Beitrag von sven23 » Sa 11. Mai 2019, 13:15

Roland hat geschrieben:
Sa 11. Mai 2019, 12:58
Thaddäus hat geschrieben:
Sa 11. Mai 2019, 09:44
Nein, Naturgesetze können nicht gelten und trotzdem willentlich aufgehoben werden. Wenn du das denkst, irrst du dich einfach, weil dir wissenschaftstheoretisches Basiswissen fehlt.
Das fehlt dir ganz offensichtlich.
Naturgesetze sind nur die beobachteten Regelmäßigkeiten in der Natur. Aus der Beobachtung, dass ein Apfel immer nach unten fällt, kann man die Wahrscheinlichkeit ableiten, dass ein Apfel das auch in 1000 Jahren tun wird. Man kann das aber nicht beweisen. Das ist das Problem der Induktion, wie ich es hier schonmal (im unteren Drittel) beschrieben habe.

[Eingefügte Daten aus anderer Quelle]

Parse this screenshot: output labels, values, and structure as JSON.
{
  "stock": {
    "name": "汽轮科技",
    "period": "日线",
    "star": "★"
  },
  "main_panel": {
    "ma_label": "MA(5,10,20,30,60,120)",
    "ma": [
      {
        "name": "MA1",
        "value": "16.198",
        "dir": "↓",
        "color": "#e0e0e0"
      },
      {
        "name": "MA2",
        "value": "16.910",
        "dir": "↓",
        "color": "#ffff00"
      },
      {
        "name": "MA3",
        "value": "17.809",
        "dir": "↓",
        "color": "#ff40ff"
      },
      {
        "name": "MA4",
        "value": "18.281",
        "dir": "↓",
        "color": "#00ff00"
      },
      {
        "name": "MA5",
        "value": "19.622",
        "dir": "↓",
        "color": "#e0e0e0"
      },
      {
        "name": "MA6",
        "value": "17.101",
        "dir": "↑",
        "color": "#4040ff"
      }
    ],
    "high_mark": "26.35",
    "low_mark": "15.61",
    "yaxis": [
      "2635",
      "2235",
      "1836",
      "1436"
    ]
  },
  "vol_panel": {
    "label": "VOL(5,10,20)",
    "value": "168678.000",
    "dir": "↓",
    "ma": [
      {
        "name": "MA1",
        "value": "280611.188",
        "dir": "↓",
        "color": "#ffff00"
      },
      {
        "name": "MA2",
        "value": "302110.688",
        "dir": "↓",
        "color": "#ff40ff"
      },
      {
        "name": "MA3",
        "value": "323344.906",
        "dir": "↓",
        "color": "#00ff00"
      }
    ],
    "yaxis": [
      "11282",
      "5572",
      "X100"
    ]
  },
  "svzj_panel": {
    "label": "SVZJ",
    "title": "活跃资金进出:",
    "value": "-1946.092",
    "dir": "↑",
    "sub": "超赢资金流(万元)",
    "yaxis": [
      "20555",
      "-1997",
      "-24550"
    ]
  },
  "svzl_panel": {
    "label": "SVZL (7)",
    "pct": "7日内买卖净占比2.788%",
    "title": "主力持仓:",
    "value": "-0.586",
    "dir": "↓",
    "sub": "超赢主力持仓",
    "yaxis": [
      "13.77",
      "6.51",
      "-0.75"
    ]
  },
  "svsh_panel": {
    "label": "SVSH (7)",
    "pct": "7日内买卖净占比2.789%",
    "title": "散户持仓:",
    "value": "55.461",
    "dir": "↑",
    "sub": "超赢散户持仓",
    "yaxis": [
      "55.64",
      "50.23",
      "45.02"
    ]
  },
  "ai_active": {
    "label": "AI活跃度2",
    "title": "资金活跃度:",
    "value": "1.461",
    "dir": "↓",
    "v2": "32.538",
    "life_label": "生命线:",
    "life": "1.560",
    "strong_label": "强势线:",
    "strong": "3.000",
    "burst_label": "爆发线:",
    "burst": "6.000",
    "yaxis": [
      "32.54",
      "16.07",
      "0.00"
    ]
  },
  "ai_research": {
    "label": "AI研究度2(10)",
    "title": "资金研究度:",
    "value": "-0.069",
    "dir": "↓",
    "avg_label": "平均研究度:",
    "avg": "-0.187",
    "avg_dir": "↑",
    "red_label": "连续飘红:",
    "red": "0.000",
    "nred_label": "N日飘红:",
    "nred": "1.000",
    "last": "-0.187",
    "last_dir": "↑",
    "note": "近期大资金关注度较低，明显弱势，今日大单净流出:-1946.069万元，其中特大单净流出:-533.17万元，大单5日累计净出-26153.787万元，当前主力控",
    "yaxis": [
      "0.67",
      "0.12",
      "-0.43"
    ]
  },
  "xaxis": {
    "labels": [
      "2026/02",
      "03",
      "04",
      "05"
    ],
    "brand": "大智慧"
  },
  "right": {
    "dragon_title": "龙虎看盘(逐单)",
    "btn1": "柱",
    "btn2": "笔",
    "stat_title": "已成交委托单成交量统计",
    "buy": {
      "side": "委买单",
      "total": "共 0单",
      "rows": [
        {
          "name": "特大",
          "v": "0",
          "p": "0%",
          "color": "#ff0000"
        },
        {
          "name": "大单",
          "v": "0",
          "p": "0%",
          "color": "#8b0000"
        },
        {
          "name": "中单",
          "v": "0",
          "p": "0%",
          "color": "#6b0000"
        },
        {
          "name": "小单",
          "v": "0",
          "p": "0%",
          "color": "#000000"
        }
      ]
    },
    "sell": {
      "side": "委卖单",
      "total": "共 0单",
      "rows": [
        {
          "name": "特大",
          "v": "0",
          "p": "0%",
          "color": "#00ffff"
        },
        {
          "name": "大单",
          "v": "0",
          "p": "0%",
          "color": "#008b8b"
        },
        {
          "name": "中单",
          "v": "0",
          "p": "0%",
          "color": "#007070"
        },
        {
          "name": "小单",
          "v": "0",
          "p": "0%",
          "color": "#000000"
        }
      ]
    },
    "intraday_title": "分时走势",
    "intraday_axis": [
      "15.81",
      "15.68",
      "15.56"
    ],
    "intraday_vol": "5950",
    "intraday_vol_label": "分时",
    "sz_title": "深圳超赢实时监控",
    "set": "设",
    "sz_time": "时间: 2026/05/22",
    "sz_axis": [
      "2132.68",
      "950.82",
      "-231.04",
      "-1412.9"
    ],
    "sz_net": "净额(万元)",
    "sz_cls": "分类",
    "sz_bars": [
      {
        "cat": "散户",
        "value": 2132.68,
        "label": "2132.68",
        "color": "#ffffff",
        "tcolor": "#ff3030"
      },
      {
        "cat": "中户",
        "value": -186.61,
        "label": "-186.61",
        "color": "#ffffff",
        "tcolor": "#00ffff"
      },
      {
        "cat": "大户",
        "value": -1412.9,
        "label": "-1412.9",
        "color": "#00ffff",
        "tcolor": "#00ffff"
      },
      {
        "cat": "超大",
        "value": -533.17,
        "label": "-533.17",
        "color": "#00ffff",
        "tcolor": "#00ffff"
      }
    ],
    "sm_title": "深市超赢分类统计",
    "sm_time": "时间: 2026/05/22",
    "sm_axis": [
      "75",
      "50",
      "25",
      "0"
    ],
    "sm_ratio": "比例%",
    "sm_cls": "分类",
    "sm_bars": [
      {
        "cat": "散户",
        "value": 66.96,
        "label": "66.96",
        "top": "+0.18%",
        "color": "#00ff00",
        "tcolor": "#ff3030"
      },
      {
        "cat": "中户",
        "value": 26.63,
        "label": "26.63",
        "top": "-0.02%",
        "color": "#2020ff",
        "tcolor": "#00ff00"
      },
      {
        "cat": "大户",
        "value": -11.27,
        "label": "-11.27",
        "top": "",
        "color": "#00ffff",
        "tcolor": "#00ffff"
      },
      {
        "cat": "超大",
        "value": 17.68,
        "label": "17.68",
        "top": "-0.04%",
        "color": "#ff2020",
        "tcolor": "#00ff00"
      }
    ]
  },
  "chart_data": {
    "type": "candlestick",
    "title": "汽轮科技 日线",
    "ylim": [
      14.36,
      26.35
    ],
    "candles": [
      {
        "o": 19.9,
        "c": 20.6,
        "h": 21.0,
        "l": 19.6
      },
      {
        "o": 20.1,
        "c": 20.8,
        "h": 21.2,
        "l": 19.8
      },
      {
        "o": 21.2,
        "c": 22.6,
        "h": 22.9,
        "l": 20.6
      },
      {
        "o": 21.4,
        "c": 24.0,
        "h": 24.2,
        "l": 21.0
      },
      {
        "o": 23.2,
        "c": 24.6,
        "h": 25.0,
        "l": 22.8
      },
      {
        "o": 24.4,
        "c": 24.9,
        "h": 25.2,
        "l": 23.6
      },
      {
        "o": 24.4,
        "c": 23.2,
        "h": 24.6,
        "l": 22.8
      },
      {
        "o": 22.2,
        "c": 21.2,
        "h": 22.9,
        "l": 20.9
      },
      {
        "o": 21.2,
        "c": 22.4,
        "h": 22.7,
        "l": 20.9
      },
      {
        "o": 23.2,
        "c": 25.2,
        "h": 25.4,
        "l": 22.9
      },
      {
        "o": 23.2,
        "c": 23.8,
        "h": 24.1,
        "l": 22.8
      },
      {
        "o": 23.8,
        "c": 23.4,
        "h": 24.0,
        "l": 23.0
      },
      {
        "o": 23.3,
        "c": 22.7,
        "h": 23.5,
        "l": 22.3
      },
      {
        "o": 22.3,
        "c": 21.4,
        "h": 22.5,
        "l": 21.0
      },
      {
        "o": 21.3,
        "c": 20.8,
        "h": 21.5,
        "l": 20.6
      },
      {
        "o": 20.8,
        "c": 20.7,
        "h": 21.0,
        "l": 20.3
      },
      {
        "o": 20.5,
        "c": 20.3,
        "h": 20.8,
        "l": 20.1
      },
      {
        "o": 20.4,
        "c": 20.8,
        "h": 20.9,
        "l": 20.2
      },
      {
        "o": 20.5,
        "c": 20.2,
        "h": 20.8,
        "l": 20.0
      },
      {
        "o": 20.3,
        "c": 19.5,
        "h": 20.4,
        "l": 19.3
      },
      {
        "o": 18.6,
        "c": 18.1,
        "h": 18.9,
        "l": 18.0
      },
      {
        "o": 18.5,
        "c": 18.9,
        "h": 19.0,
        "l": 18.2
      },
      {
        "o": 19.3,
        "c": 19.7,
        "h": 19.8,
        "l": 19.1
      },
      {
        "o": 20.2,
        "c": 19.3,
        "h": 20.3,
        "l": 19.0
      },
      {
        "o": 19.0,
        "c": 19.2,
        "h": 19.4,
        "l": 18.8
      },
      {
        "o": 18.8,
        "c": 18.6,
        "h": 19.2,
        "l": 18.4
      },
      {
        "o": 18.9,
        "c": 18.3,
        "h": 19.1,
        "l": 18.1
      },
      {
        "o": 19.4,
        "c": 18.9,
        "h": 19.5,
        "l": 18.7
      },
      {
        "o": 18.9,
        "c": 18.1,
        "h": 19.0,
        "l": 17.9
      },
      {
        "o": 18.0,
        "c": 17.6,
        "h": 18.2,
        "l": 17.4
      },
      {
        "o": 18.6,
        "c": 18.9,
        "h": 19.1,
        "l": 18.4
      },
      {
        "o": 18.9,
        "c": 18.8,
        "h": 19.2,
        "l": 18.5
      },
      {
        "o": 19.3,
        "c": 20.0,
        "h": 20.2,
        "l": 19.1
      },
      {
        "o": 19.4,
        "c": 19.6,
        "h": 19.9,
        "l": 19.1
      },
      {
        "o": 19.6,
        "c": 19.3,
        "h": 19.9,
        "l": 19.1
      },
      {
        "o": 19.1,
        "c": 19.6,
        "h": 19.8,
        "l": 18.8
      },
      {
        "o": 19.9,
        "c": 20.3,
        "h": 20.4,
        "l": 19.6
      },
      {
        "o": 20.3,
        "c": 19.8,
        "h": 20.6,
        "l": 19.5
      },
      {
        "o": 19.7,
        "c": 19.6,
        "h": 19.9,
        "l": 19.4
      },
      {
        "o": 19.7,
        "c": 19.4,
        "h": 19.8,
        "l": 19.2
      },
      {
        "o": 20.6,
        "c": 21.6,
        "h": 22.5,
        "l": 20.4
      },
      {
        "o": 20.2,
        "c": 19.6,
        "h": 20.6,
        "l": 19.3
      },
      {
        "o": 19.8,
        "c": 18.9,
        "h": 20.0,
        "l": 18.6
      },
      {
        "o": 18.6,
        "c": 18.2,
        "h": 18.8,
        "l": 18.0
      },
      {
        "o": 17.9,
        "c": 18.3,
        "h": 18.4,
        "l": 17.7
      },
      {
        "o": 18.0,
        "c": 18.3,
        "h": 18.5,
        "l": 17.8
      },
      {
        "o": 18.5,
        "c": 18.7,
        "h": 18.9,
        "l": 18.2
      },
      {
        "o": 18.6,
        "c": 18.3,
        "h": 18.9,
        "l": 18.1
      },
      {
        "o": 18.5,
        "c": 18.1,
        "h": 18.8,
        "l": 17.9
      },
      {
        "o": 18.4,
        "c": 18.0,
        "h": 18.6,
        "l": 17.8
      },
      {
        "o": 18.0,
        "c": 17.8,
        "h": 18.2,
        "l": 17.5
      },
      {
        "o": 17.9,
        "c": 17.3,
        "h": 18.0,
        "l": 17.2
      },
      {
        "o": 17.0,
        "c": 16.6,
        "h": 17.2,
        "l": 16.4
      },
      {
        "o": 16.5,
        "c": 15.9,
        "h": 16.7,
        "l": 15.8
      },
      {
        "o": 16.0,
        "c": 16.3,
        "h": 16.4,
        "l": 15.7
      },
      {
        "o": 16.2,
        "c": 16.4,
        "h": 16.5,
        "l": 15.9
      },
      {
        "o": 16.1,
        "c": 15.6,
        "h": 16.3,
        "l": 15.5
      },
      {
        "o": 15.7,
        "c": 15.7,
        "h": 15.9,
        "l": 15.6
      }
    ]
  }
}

Auch wenn sich etwas immer und immer wieder wiederholt, ist damit nicht bewiesen, dass es unter bestimmten Umständen nicht anders sein kann. Dann z.B., wenn ein höheres Wesen eingreift.
Oder wie im Fall des Huhnes, das regelmäßig eine Ration Futter bekam, als der Bauer eingriff:

"Sie (die Wahrscheinlichkeitsüberlegung) kann niemals ganz zur Gewissheit werden, weil wir wissen, dass es trotz häufiger Wiederholungen manchmal zu guter Letzt doch noch eine Überraschung gibt: wie in dem Fall des Huhns, dem das Genick umgedreht wird." (Bertrand Russel "Probleme der Philosophie")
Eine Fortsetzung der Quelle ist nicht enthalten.